I. Look at the loving rebuke of the faithful Witness: "Thou art neither cold nor hot." We are manifestly there in the region of emotion. The metaphor applies to feeling. We talk of warmth of feeling, ardour of affection, fervour of love, and the like; and the opposite, cold, expresses obviously the absence of any glow of a true, living emotion. So, then, the persons thus described are Christian people with very little, though a little, warmth of affection and glow of Christian love and consecration. (1) This defectiveness of Christian feeling is accompanied with a large amount of self-complacency. (2) This deficiency of warmth is worse than absolute zero. If you were cold, at absolute zero, there would be at least a possibility that when you were brought into contact with the warmth you might kindle. But you have been brought into contact with the warmth, and this is the effect.

II. Note some plain causes of this lukewarmness of spiritual life. (1) The cares of this world; the entire absorption of spirit in business. (2) The existence among us or around us of a certain widely diffused doubt as to the truths of Christianity is, illogically enough, a cause for diminished fervour on the part of the men that do not doubt them. That is foolish, and it is strange, but it is true. Beware of unreasonably yielding to the influence of prevailing unbelief. (3) Another cause is the increasing degree in which Christian men are occupied with secular things.

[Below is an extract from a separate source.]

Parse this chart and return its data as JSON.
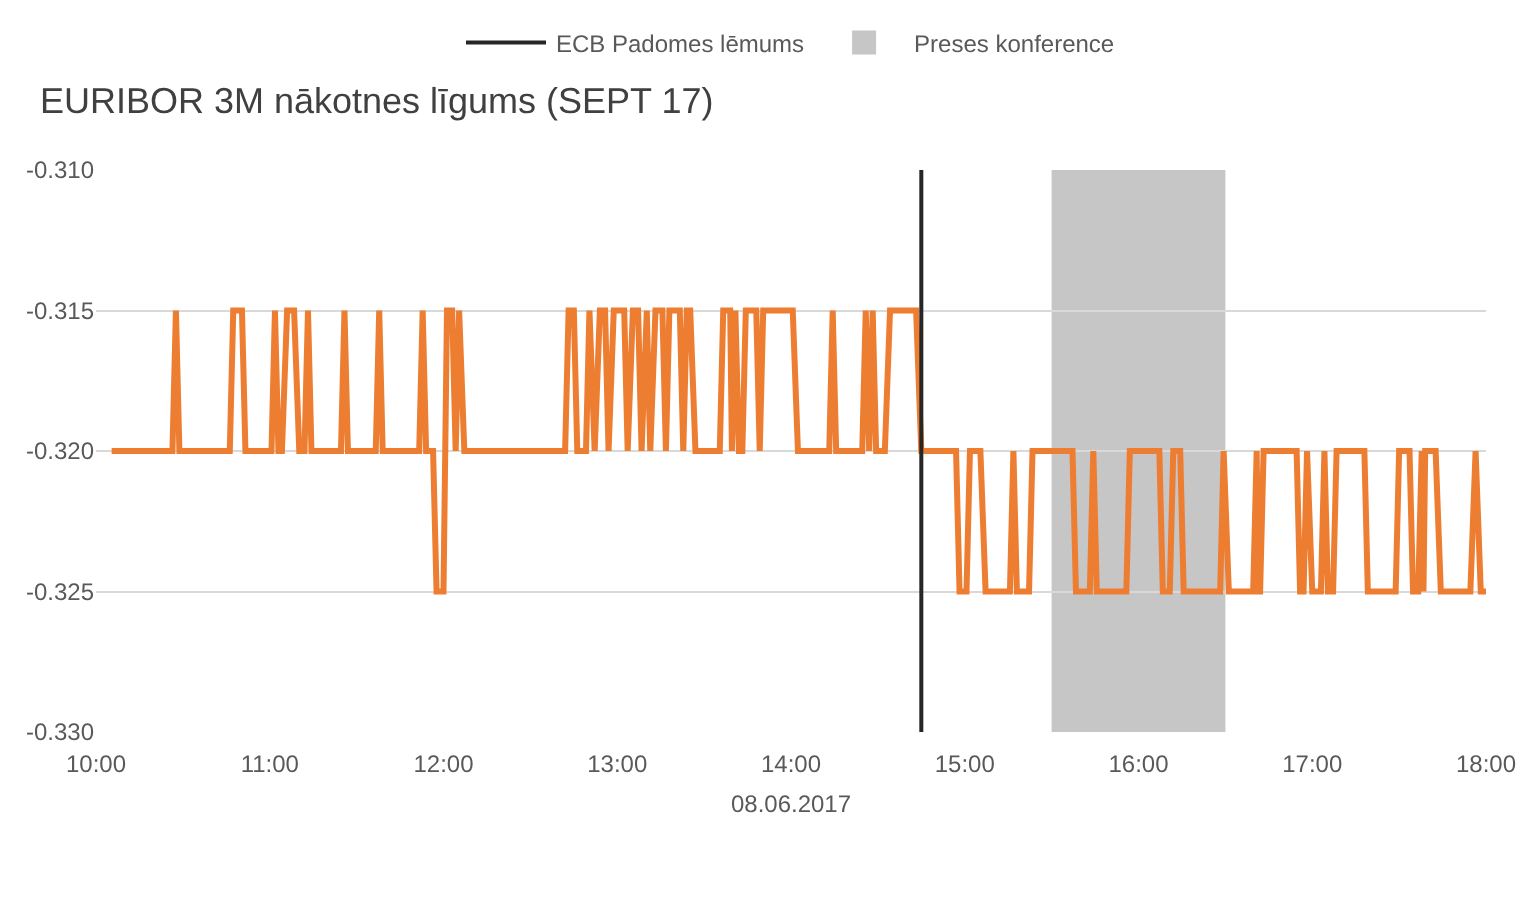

III. Note the loving call to Christian earnestness: "Be zealous therefore." The word "zealous" means literally boiling with heat. We must remember that zeal ought to be a consequence of knowledge, and that, seeing that we are reasonable creatures, intended to be guided by our understandings, it is an upsetting of the whole constitution of a man's nature if his heart works independently of his head; and the only way in which we can safely and wholesomely increase our zeal is by increasing our grasp of the truths which feed it.

IV. Observe the merciful call to a new beginning: "Repent." There must be a lowly consciousness of sin, a clear vision of past shortcomings and abhorrence of these, and joined to these a resolute act of heart and mind beginning a new course, a change of purpose and of the current of our being.

A. Maclaren, Christian Commonwealth,April 8th, 1886.